It is growing increasingly difficult to track the numbers of those who are food-insecure — because so many of us are being generous.
By Steven Sandor | April 9, 2021
A year’s worth of layoffs, job eliminations and shutdowns due to COVID has increased pressure on social agencies to provide food to needy Edmontonians.
Demand is up and that has meant more agencies, even ones that don’t directly address food security, are providing hampers to those who need them. Agencies such as the Somali Canadian Education and Rural Development Organization and the African Diaspora COVID-19 Response have been providing hampers, as has the John Humphrey for Peace and Human Rights.
Edmontonians helping Edmontonians is definitely a good news story, but the outpouring of generosity is creating a scramble to create an accurate count of just how many people in the city are food-insecure.

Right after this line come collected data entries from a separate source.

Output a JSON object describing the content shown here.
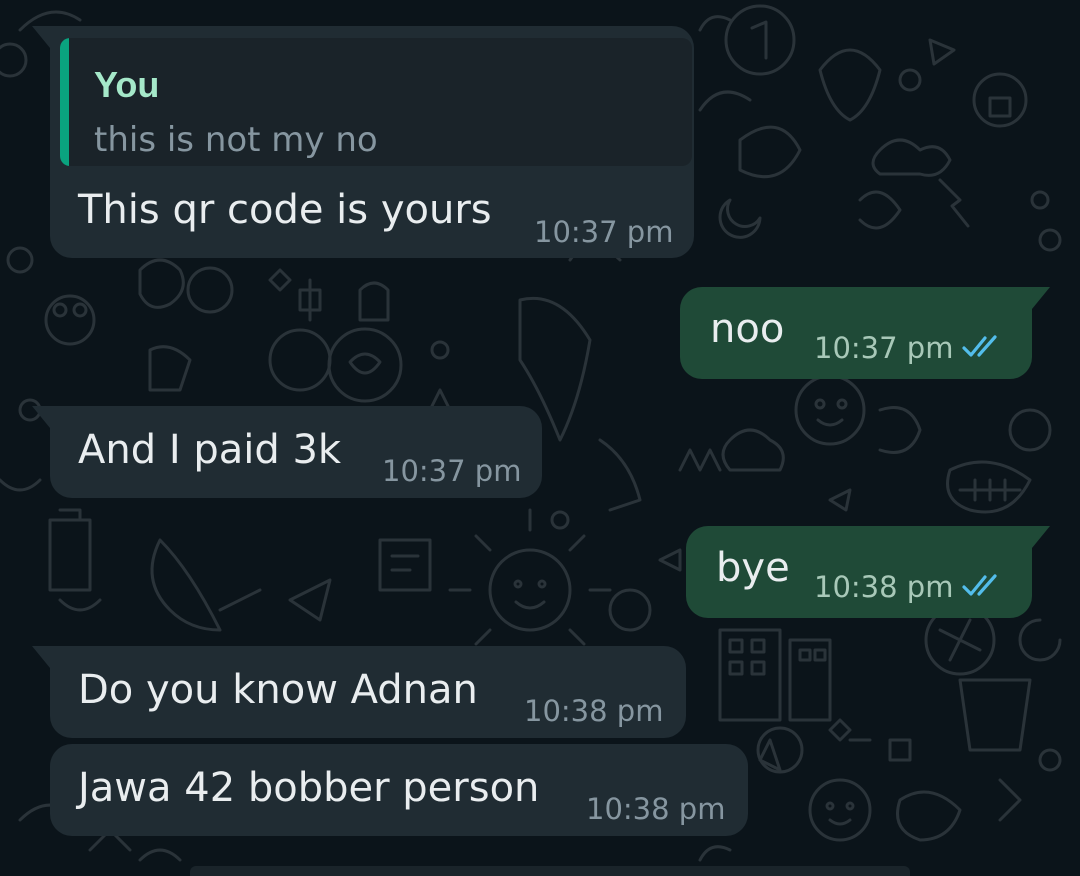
{
  "chat": {
    "messages": [
      {
        "direction": "incoming",
        "quote": {
          "author": "You",
          "text": "this is not my no"
        },
        "text": "This qr code is yours",
        "time": "10:37 pm"
      },
      {
        "direction": "outgoing",
        "text": "noo",
        "time": "10:37 pm",
        "status": "read",
        "status_icon": "double-check-icon"
      },
      {
        "direction": "incoming",
        "text": "And I paid 3k",
        "time": "10:37 pm"
      },
      {
        "direction": "outgoing",
        "text": "bye",
        "time": "10:38 pm",
        "status": "read",
        "status_icon": "double-check-icon"
      },
      {
        "direction": "incoming",
        "text": "Do you know Adnan",
        "time": "10:38 pm"
      },
      {
        "direction": "incoming",
        "text": "Jawa 42 bobber person",
        "time": "10:38 pm"
      }
    ]
  },
  "colors": {
    "background": "#0b141a",
    "incoming_bubble": "#202c33",
    "outgoing_bubble": "#1f4a37",
    "quote_accent": "#06cf9c",
    "read_tick": "#53bdeb",
    "text_primary": "#e9edef",
    "text_secondary": "#8696a0"
  }
}
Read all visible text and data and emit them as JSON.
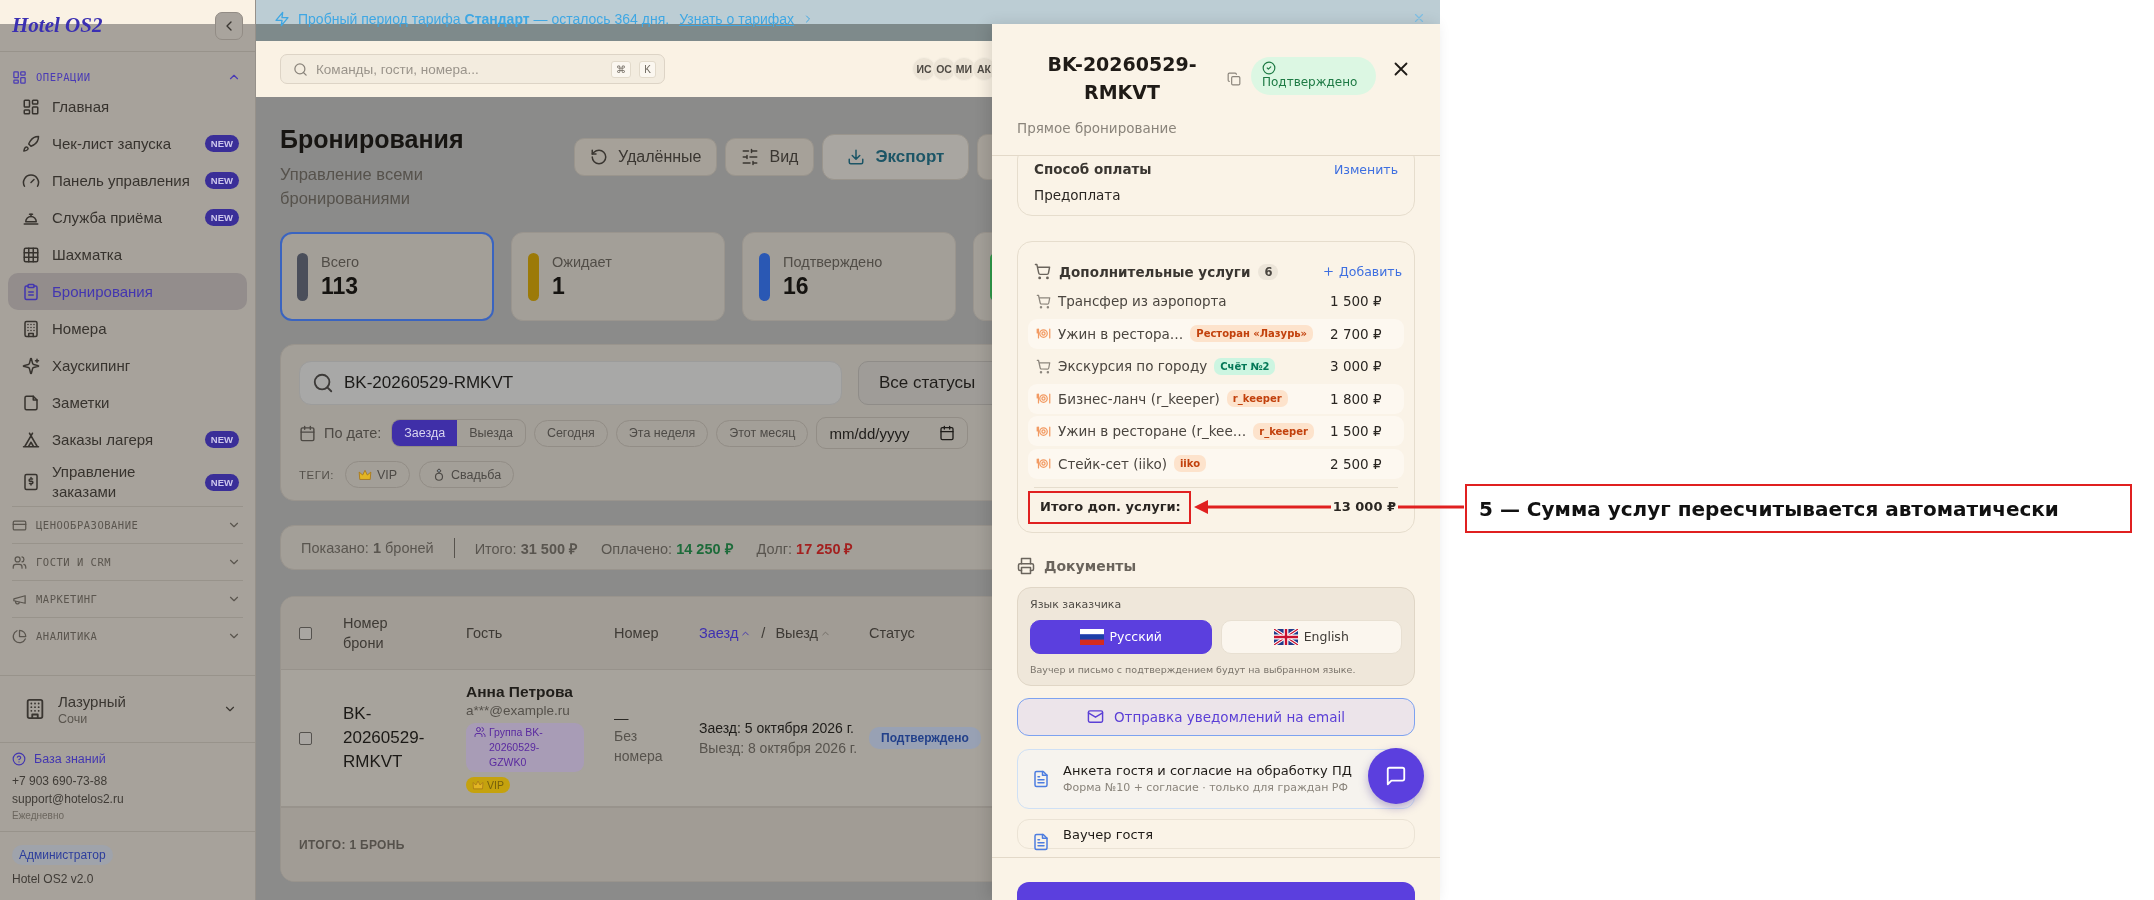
{
  "banner": {
    "text": "Пробный период тарифа **Стандарт** — осталось 364 дня.",
    "link": "Узнать о тарифах"
  },
  "sidebar": {
    "logo": "Hotel OS2",
    "sections": [
      {
        "label": "ОПЕРАЦИИ",
        "expanded": true,
        "items": [
          {
            "label": "Главная",
            "selected": false
          },
          {
            "label": "Чек-лист запуска",
            "selected": false,
            "badge": "NEW"
          },
          {
            "label": "Панель управления",
            "selected": false,
            "badge": "NEW"
          },
          {
            "label": "Служба приёма",
            "selected": false,
            "badge": "NEW"
          },
          {
            "label": "Шахматка",
            "selected": false
          },
          {
            "label": "Бронирования",
            "selected": true
          },
          {
            "label": "Номера",
            "selected": false
          },
          {
            "label": "Хаускипинг",
            "selected": false
          },
          {
            "label": "Заметки",
            "selected": false
          },
          {
            "label": "Заказы лагеря",
            "selected": false,
            "badge": "NEW"
          },
          {
            "label": "Управление заказами",
            "selected": false,
            "badge": "NEW"
          }
        ]
      },
      {
        "label": "ЦЕНООБРАЗОВАНИЕ",
        "expanded": false
      },
      {
        "label": "ГОСТИ И CRM",
        "expanded": false
      },
      {
        "label": "МАРКЕТИНГ",
        "expanded": false
      },
      {
        "label": "АНАЛИТИКА",
        "expanded": false
      }
    ],
    "property": {
      "name": "Лазурный",
      "city": "Сочи"
    },
    "support": {
      "link": "База знаний",
      "phone": "+7 903 690-73-88",
      "email": "support@hotelos2.ru",
      "hours": "Ежедневно"
    },
    "role": "Администратор",
    "version": "Hotel OS2 v2.0"
  },
  "topbar": {
    "search_placeholder": "Команды, гости, номера...",
    "keys": [
      "⌘",
      "K"
    ],
    "avatars": [
      "ИС",
      "ОС",
      "МИ",
      "АК"
    ]
  },
  "page": {
    "title": "Бронирования",
    "subtitle": "Управление всеми бронированиями",
    "actions": [
      {
        "kind": "restore",
        "label": "Удалённые"
      },
      {
        "kind": "view",
        "label": "Вид"
      },
      {
        "kind": "export",
        "label": "Экспорт"
      },
      {
        "kind": "more"
      }
    ]
  },
  "stats": [
    {
      "label": "Всего",
      "value": "113",
      "color": "#4a4e5a",
      "selected": true
    },
    {
      "label": "Ожидает",
      "value": "1",
      "color": "#9c7a08",
      "selected": false
    },
    {
      "label": "Подтверждено",
      "value": "16",
      "color": "#2a58b4",
      "selected": false
    },
    {
      "color": "#2f9a4a",
      "selected": false
    }
  ],
  "filters": {
    "search": "BK-20260529-RMKVT",
    "status": "Все статусы",
    "date_label": "По дате:",
    "date_modes": [
      {
        "label": "Заезда",
        "selected": true
      },
      {
        "label": "Выезда",
        "selected": false
      }
    ],
    "presets": [
      "Сегодня",
      "Эта неделя",
      "Этот месяц"
    ],
    "date_placeholder": "mm/dd/yyyy",
    "tags_label": "ТЕГИ:",
    "tags": [
      "VIP",
      "Свадьба"
    ]
  },
  "summary": [
    {
      "text": "Показано: **1** броней"
    },
    {
      "text": "Итого: **31 500 ₽**"
    },
    {
      "text": "Оплачено: **14 250 ₽**",
      "color": "#1d6b3a"
    },
    {
      "text": "Долг: **17 250 ₽**",
      "color": "#a3201f"
    }
  ],
  "table": {
    "columns": [
      {
        "kind": "check",
        "checked": false
      },
      {
        "kind": "text",
        "label": "Номер брони"
      },
      {
        "kind": "text",
        "label": "Гость"
      },
      {
        "kind": "text",
        "label": "Номер"
      },
      {
        "kind": "sort",
        "options": [
          {
            "label": "Заезд",
            "selected": true
          },
          {
            "label": "Выезд",
            "selected": false
          }
        ],
        "separator": "/"
      },
      {
        "kind": "text",
        "label": "Статус"
      }
    ],
    "rows": [
      {
        "checked": false,
        "booking": "BK-20260529-RMKVT",
        "guest": {
          "name": "Анна Петрова",
          "email": "a***@example.ru",
          "group": "Группа BK-20260529-GZWK0",
          "tags": [
            "VIP"
          ]
        },
        "room": {
          "number": "—",
          "note": "Без номера"
        },
        "checkin": "Заезд: 5 октября 2026 г.",
        "checkout": "Выезд: 8 октября 2026 г.",
        "status": "Подтверждено"
      }
    ],
    "footer": "ИТОГО: 1 БРОНЬ"
  },
  "drawer": {
    "title": "BK-20260529-RMKVT",
    "status": "Подтверждено",
    "source": "Прямое бронирование",
    "payment": {
      "title": "Способ оплаты",
      "action": "Изменить",
      "value": "Предоплата"
    },
    "services": {
      "title": "Дополнительные услуги",
      "count": "6",
      "action": "Добавить",
      "items": [
        {
          "kind": "service",
          "name": "Трансфер из аэропорта",
          "amount": "1 500 ₽"
        },
        {
          "kind": "restaurant",
          "name": "Ужин в рестора…",
          "tag": {
            "label": "Ресторан «Лазурь»",
            "kind": "pos"
          },
          "amount": "2 700 ₽"
        },
        {
          "kind": "service",
          "name": "Экскурсия по городу",
          "tag": {
            "label": "Счёт №2",
            "kind": "invoice"
          },
          "amount": "3 000 ₽"
        },
        {
          "kind": "restaurant",
          "name": "Бизнес-ланч (r_keeper)",
          "tag": {
            "label": "r_keeper",
            "kind": "pos"
          },
          "amount": "1 800 ₽"
        },
        {
          "kind": "restaurant",
          "name": "Ужин в ресторане (r_kee…",
          "tag": {
            "label": "r_keeper",
            "kind": "pos"
          },
          "amount": "1 500 ₽"
        },
        {
          "kind": "restaurant",
          "name": "Стейк-сет (iiko)",
          "tag": {
            "label": "iiko",
            "kind": "pos"
          },
          "amount": "2 500 ₽"
        }
      ],
      "total_label": "Итого доп. услуги:",
      "total": "13 000 ₽"
    },
    "documents": {
      "title": "Документы",
      "language_label": "Язык заказчика",
      "languages": [
        {
          "label": "Русский",
          "selected": true
        },
        {
          "label": "English",
          "selected": false
        }
      ],
      "language_note": "Ваучер и письмо с подтверждением будут на выбранном языке.",
      "email_button": "Отправка уведомлений на email",
      "items": [
        {
          "title": "Анкета гостя и согласие на обработку ПД",
          "subtitle": "Форма №10 + согласие · только для граждан РФ"
        },
        {
          "title": "Ваучер гостя"
        }
      ]
    }
  },
  "annotation": {
    "text": "5 — Сумма услуг пересчитывается автоматически"
  }
}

“We are trying to get a handle on how many people are regularly accessing food hampers,” says Susan Morrissey, the executive director of the Edmonton Social Planning Council.
In fact, she says the City of Edmonton has struck a committee looking to gather the numbers.
In May of 2020, Statistics Canada reported that nearly 15 per cent of people living in this country are food-insecure.
According to the United Nations’ definition of the term, “food security” means that people have access to food that isn’t restricted by cost, distance or cultural barriers. Basically, food is available close by, always available and affordable.
Morrissey said COVID “is shining the spotlight on the vulnerable.” As the virus forces people out of work, prices at the grocery stores are rising. These are adding to trends regarding food affordability and access that ESPC was seeing pre-pandemic.
“When you are making the minimum, and 30 per cent of what you make goes to paying your rent, there’s not enough left over for good, nutritious food,” she says. “We’ve had people tell us that they have to make choices about what they can eat or can’t eat, like needing to go vegetarian because they can’t afford meat this month.”